T-SQL Tuesday #133: What (Else) Have I Learned from Presenting?

Thank you Lisa Griffin for the invitation to December month of T-SQL Tuesday.

After I started presenting, I learned many technical concepts but here I would like to quickly mention couple of them:

  1. Memory grant connections are stored in a memory component in the SQL Server which is called as Fixed memory. As the fixed memory cannot be expanded or shrinked when there is a memory pressure, SQL server requests the other components of memory like for example, evict the plans out of the plan cache and dirty pages out of the buffer pool to release the memory as memory grants for executing the queries. These memory grants are allocated before the query goes to the execution phase. Memory grants for any query are allocated based on the hashes, sorts in the execution plan and Cardinality estimates. When there are many queries requesting more memory and when the Fixed memory is already full, these other memory components releases the memory as there is an internal pressure with in the SQL Server. Once the memory grant is allocated to the query, the memory will only be released once the query execution completes.
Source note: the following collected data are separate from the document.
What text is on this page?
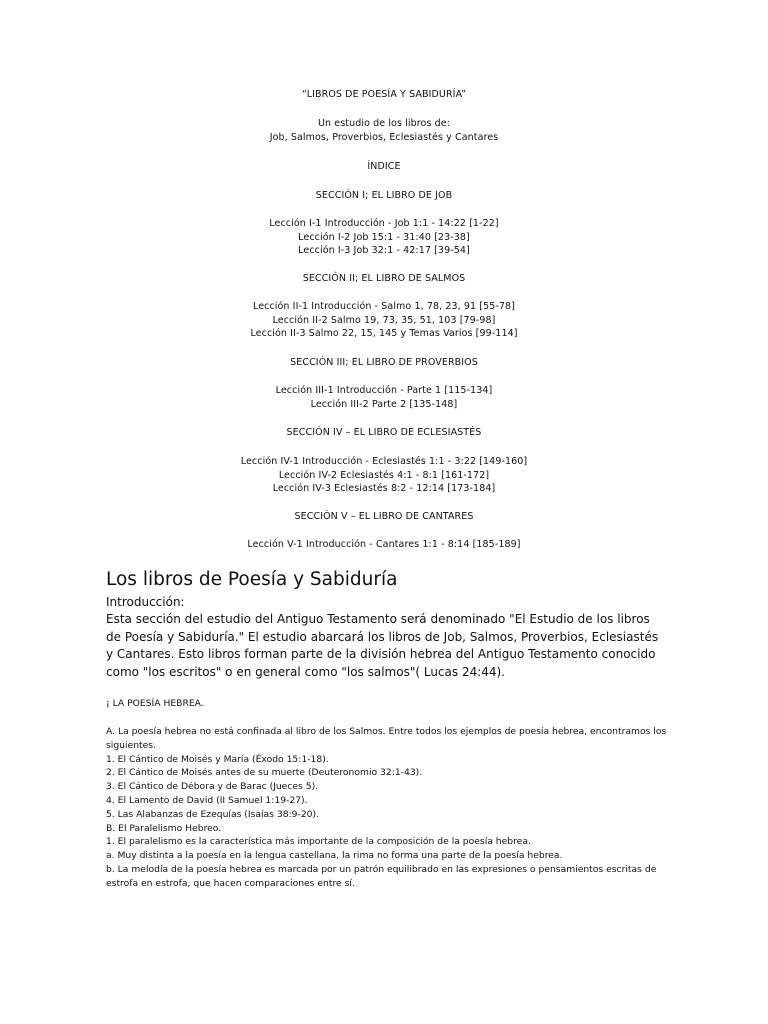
“LIBROS DE POESÍA Y SABIDURÍA”

Un estudio de los libros de:

Job, Salmos, Proverbios, Eclesiastés y Cantares

ÍNDICE

SECCIÓN I; EL LIBRO DE JOB

Lección I-1 Introducción - Job 1:1 - 14:22 [1-22]

Lección I-2 Job 15:1 - 31:40 [23-38]

Lección I-3 Job 32:1 - 42:17 [39-54]

SECCIÓN II; EL LIBRO DE SALMOS

Lección II-1 Introducción - Salmo 1, 78, 23, 91 [55-78]

Lección II-2 Salmo 19, 73, 35, 51, 103 [79-98]

Lección II-3 Salmo 22, 15, 145 y Temas Varios [99-114]

SECCIÓN III; EL LIBRO DE PROVERBIOS

Lección III-1 Introducción - Parte 1 [115-134]

Lección III-2 Parte 2 [135-148]

SECCIÓN IV – EL LIBRO DE ECLESIASTÉS

Lección IV-1 Introducción - Eclesiastés 1:1 - 3:22 [149-160]

Lección IV-2 Eclesiastés 4:1 - 8:1 [161-172]

Lección IV-3 Eclesiastés 8:2 - 12:14 [173-184]

SECCIÓN V – EL LIBRO DE CANTARES

Lección V-1 Introducción - Cantares 1:1 - 8:14 [185-189]

Los libros de Poesía y Sabiduría

Introducción:

Esta sección del estudio del Antiguo Testamento será denominado "El Estudio de los libros de Poesía y Sabiduría." El estudio abarcará los libros de Job, Salmos, Proverbios, Eclesiastés y Cantares. Esto libros forman parte de la división hebrea del Antiguo Testamento conocido como "los escritos" o en general como "los salmos"( Lucas 24:44).

¡ LA POESÍA HEBREA.

A. La poesía hebrea no está confinada al libro de los Salmos. Entre todos los ejemplos de poesía hebrea, encontramos los siguientes.

1. El Cántico de Moisés y María (Éxodo 15:1-18).

2. El Cántico de Moisés antes de su muerte (Deuteronomio 32:1-43).

3. El Cántico de Débora y de Barac (Jueces 5).

4. El Lamento de David (II Samuel 1:19-27).

5. Las Alabanzas de Ezequías (Isaías 38:9-20).

B. El Paralelismo Hebreo.

1. El paralelismo es la característica más importante de la composición de la poesía hebrea.

a. Muy distinta a la poesía en la lengua castellana, la rima no forma una parte de la poesía hebrea.

b. La melodía de la poesía hebrea es marcada por un patrón equilibrado en las expresiones o pensamientos escritas de estrofa en estrofa, que hacen comparaciones entre sí.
Resource Semaphore is responsible for satisfying memory grant requests while keeping overall memory grant usages within the server limit.
  2. Redundant joins between the tables will be only removed by the SQL Server automatically on the background only if the referential integrity is maintained by the foreign key constraint defined between both the tables. If there is no Constraint defined, then as SQL Server doesn’t know about the relationship between two tables, SQL Server will perform a join scanning one table to find matching values from other table.
  3. SQL Server needs a NOEXPAND hint to create a query plan that uses an indexed view. When NOEXPAND is specified, automatic stats are created on index view same as it happens with the ordinary tables.

I would also like to hear from other community members of what else they have learned from presenting!